I realise the organ market is niche by definition, and even among us who are interested we seem to have different opinions on what the perfect machine should be. For example, I am not that interested, in fact I am not interested at all in other sounds the machine should posses -- thus making it a hybrid keyboard.
I know there are alternatives, and right now it is the XK-5 that seems to be the closest to perfection -- with an astronomical price. But again, I don't see this as a valid reason to think that Clavia should then give up altogether. We would have the XK-5 AND a new Nord organ to compare and choose amongst.
The fact is that Nord blazed the trail for the portable console that was no bigger than drawing round two 61 note manuals on a big sheet of paper, and now there are less...well..."Nord-y" alternatives out there, half of the market that still needs a dual manual organ will flock to the Mojos and Legends that give them pretty much the same thing in a very slightly bigger, very slightly heavier box that trades this small percentage of portability for a far more tonewheel organ like 'dashboard'. And for lots less money, especially the Legend Live which really does nail the cut down B3 vibe.
So the nearest competitior is a Hammond SKx (Yes the XK5 is lovely, but it's back to that annoying modular chunks format, not a nice, compact one-lump solution you take out of a case and plop on a stand, done). The allegedly improved electric piano voices apparently aren't, it's only the velocity/response that appears to interpret them better and in cold objective listening, the Rhodes and Wurly voices are still very much in clown shoes league, as is the organ in the Yamaha YC-61.
For my money, Nord have lost the organ 'purist' market now and need to have the SKx in their sights and any dual manual C2D successor needs to offer a bit of the Electro experience and at least give some EPs. Or retire from this field altogether and revert to just offering the Electro and Stage as 'all in one' solutions, from whence they came.
Hlaalu wrote:I wouldn't even want such a keyboard... I'd like a dual manual *organ* that does just what it is supposed to, and does it well.

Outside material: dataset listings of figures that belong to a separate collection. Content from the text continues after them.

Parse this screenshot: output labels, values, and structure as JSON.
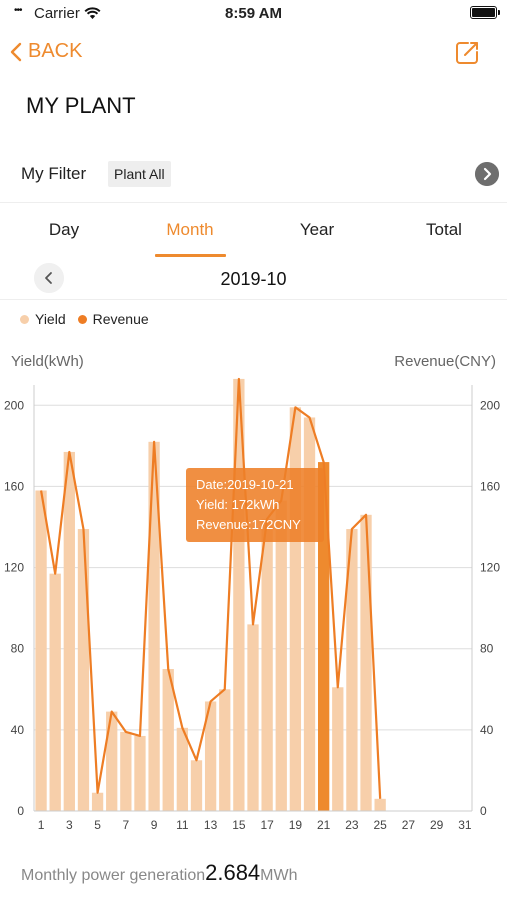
{
  "status": {
    "carrier": "Carrier",
    "time": "8:59 AM"
  },
  "nav": {
    "back_label": "BACK"
  },
  "page_title": "MY PLANT",
  "filter": {
    "label": "My Filter",
    "chip": "Plant All"
  },
  "tabs": [
    {
      "label": "Day",
      "active": false
    },
    {
      "label": "Month",
      "active": true
    },
    {
      "label": "Year",
      "active": false
    },
    {
      "label": "Total",
      "active": false
    }
  ],
  "date": "2019-10",
  "legend": [
    {
      "label": "Yield",
      "color": "#f7cfaa"
    },
    {
      "label": "Revenue",
      "color": "#ee7d24"
    }
  ],
  "tooltip": {
    "line1": "Date:2019-10-21",
    "line2": "Yield: 172kWh",
    "line3": "Revenue:172CNY"
  },
  "footer": {
    "label": "Monthly  power generation",
    "value": "2.684",
    "unit": "MWh"
  },
  "chart_data": {
    "type": "bar",
    "ylabel": "Yield(kWh)",
    "y2label": "Revenue(CNY)",
    "ylim": [
      0,
      210
    ],
    "y2lim": [
      0,
      210
    ],
    "yticks": [
      0,
      40,
      80,
      120,
      160,
      200
    ],
    "xtick_labels": [
      "1",
      "3",
      "5",
      "7",
      "9",
      "11",
      "13",
      "15",
      "17",
      "19",
      "21",
      "23",
      "25",
      "27",
      "29",
      "31"
    ],
    "categories": [
      1,
      2,
      3,
      4,
      5,
      6,
      7,
      8,
      9,
      10,
      11,
      12,
      13,
      14,
      15,
      16,
      17,
      18,
      19,
      20,
      21,
      22,
      23,
      24,
      25,
      26,
      27,
      28,
      29,
      30,
      31
    ],
    "highlight_index": 20,
    "series": [
      {
        "name": "Yield",
        "type": "bar",
        "color": "#f7cfaa",
        "values": [
          158,
          117,
          177,
          139,
          9,
          49,
          39,
          37,
          182,
          70,
          41,
          25,
          54,
          60,
          213,
          92,
          144,
          153,
          199,
          194,
          172,
          61,
          139,
          146,
          6,
          0,
          0,
          0,
          0,
          0,
          0
        ]
      },
      {
        "name": "Revenue",
        "type": "line",
        "color": "#ee7d24",
        "values": [
          158,
          117,
          177,
          139,
          9,
          49,
          39,
          37,
          182,
          70,
          41,
          25,
          54,
          60,
          213,
          92,
          144,
          153,
          199,
          194,
          172,
          61,
          139,
          146,
          6,
          null,
          null,
          null,
          null,
          null,
          null
        ]
      }
    ],
    "grid": true
  }
}
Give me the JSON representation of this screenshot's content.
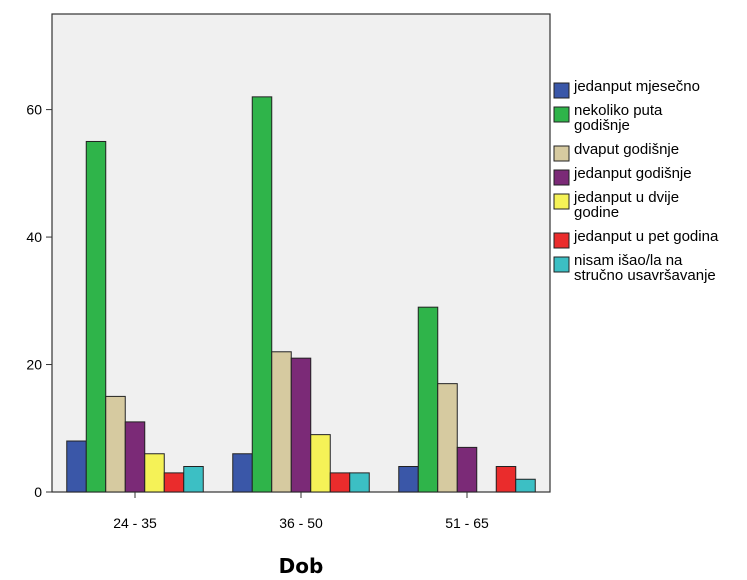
{
  "chart_data": {
    "type": "bar",
    "categories": [
      "24 - 35",
      "36 - 50",
      "51 - 65"
    ],
    "xlabel": "Dob",
    "ylabel": "",
    "ylim": [
      0,
      75
    ],
    "yticks": [
      0,
      20,
      40,
      60
    ],
    "legend_position": "right",
    "grid": false,
    "series": [
      {
        "name": "jedanput mjesečno",
        "color": "#3a57a8",
        "values": [
          8,
          6,
          4
        ]
      },
      {
        "name": "nekoliko puta godišnje",
        "color": "#2fb44a",
        "values": [
          55,
          62,
          29
        ]
      },
      {
        "name": "dvaput godišnje",
        "color": "#d6caa0",
        "values": [
          15,
          22,
          17
        ]
      },
      {
        "name": "jedanput godišnje",
        "color": "#7b2a77",
        "values": [
          11,
          21,
          7
        ]
      },
      {
        "name": "jedanput u dvije godine",
        "color": "#f5f257",
        "values": [
          6,
          9,
          0
        ]
      },
      {
        "name": "jedanput u pet godina",
        "color": "#ea2c2c",
        "values": [
          3,
          3,
          4
        ]
      },
      {
        "name": "nisam išao/la na stručno usavršavanje",
        "color": "#3cbfc4",
        "values": [
          4,
          3,
          2
        ]
      }
    ]
  }
}
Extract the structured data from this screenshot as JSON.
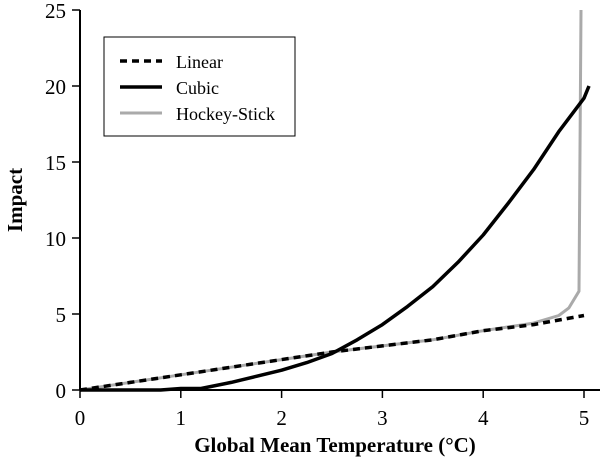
{
  "chart_data": {
    "type": "line",
    "title": "",
    "xlabel": "Global Mean Temperature (°C)",
    "ylabel": "Impact",
    "xlim": [
      0,
      5.1
    ],
    "ylim": [
      0,
      25
    ],
    "xticks": [
      "0",
      "1",
      "2",
      "3",
      "4",
      "5"
    ],
    "yticks": [
      "0",
      "5",
      "10",
      "15",
      "20",
      "25"
    ],
    "grid": false,
    "legend_position": "top-left",
    "series": [
      {
        "name": "Linear",
        "style": "dashed",
        "color": "#000000",
        "x": [
          0,
          0.5,
          1,
          1.5,
          2,
          2.5,
          3,
          3.5,
          4,
          4.5,
          5
        ],
        "y": [
          0,
          0.5,
          1,
          1.5,
          2,
          2.5,
          2.9,
          3.3,
          3.9,
          4.3,
          4.9
        ]
      },
      {
        "name": "Cubic",
        "style": "solid",
        "color": "#000000",
        "x": [
          0,
          0.8,
          1,
          1.2,
          1.5,
          1.75,
          2,
          2.25,
          2.5,
          2.75,
          3,
          3.25,
          3.5,
          3.75,
          4,
          4.25,
          4.5,
          4.75,
          5,
          5.05
        ],
        "y": [
          0,
          0,
          0.1,
          0.1,
          0.5,
          0.9,
          1.3,
          1.8,
          2.4,
          3.3,
          4.3,
          5.5,
          6.8,
          8.4,
          10.2,
          12.3,
          14.5,
          17.0,
          19.2,
          20.0
        ]
      },
      {
        "name": "Hockey-Stick",
        "style": "solid",
        "color": "#aaaaaa",
        "x": [
          0,
          0.5,
          1,
          1.5,
          2,
          2.5,
          3,
          3.5,
          4,
          4.5,
          4.75,
          4.85,
          4.95,
          4.97
        ],
        "y": [
          0,
          0.5,
          1,
          1.5,
          2,
          2.5,
          2.9,
          3.3,
          3.9,
          4.4,
          4.9,
          5.4,
          6.5,
          25
        ]
      }
    ]
  }
}
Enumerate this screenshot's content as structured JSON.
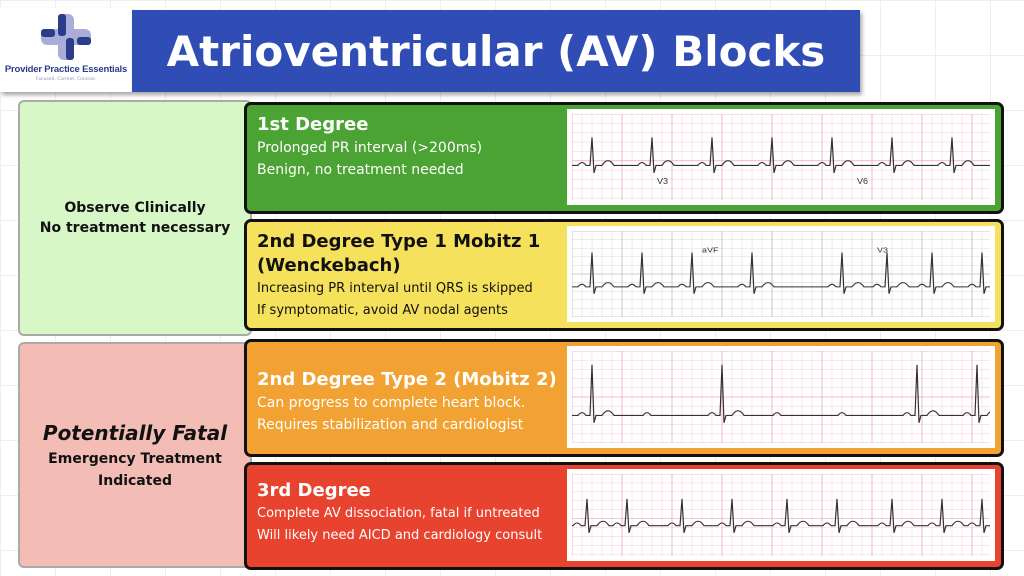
{
  "logo": {
    "name": "Provider Practice Essentials",
    "tagline": "Focused.  Current.  Concise.",
    "color": "#2b3c8a"
  },
  "title": "Atrioventricular (AV) Blocks",
  "left_panels": [
    {
      "lines": [
        "Observe Clinically",
        "No treatment necessary"
      ],
      "color": "#d8f7c6"
    },
    {
      "headline": "Potentially Fatal",
      "lines": [
        "Emergency Treatment",
        "Indicated"
      ],
      "color": "#f3bdb6"
    }
  ],
  "cards": [
    {
      "title": "1st Degree",
      "lines": [
        "Prolonged PR interval (>200ms)",
        "Benign, no treatment needed"
      ],
      "color": "#4ba333",
      "strip": {
        "grid": "pink",
        "labels": [
          "V3",
          "V6"
        ]
      }
    },
    {
      "title": "2nd Degree Type 1 Mobitz  1 (Wenckebach)",
      "lines": [
        "Increasing PR interval until QRS is skipped",
        "If symptomatic, avoid AV nodal agents"
      ],
      "color": "#f6e15c",
      "strip": {
        "grid": "grey",
        "labels": [
          "aVF",
          "V3"
        ]
      }
    },
    {
      "title": "2nd Degree Type 2 (Mobitz 2)",
      "lines": [
        "Can progress to complete heart block.",
        "Requires stabilization and cardiologist"
      ],
      "color": "#f1a232",
      "strip": {
        "grid": "pink",
        "labels": []
      }
    },
    {
      "title": "3rd Degree",
      "lines": [
        "Complete AV dissociation, fatal if untreated",
        "Will likely need AICD and cardiology consult"
      ],
      "color": "#e8432f",
      "strip": {
        "grid": "pink",
        "labels": []
      }
    }
  ]
}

I don't know what to say other than I strongly hope Clavia has not discontinued this section of their products range.
I'm with you 100% on not being remotely interested in a dual manual with a weighted lower manual and Stage-like architecture. Yuck. Too heavy and complicated by a long chalk. Just sort out the chorus/vibrato, get the Leslie to the standard that I can leave the Neo Vent at home, and let me throw the pipe organ out with the trash and instead have a Wurlitzer/Rhodes piano sound available.
Or at least have the decency to come clean, admit they're done here and tell us two-manual folk to f**** off somewhere else - do you know it is now almost exactly TWO YEARS since I started this thread? Two years and four days to be precise. And in that time, no word of a sound engine update for the C2D, nor an outright new model. Nor anything at all organ-related. Just bloody pianos, synths and stupid red speakers. C2Ds sold out in most of Europe and no knowledge of if/when it's going to come back into stock. Deafening silence.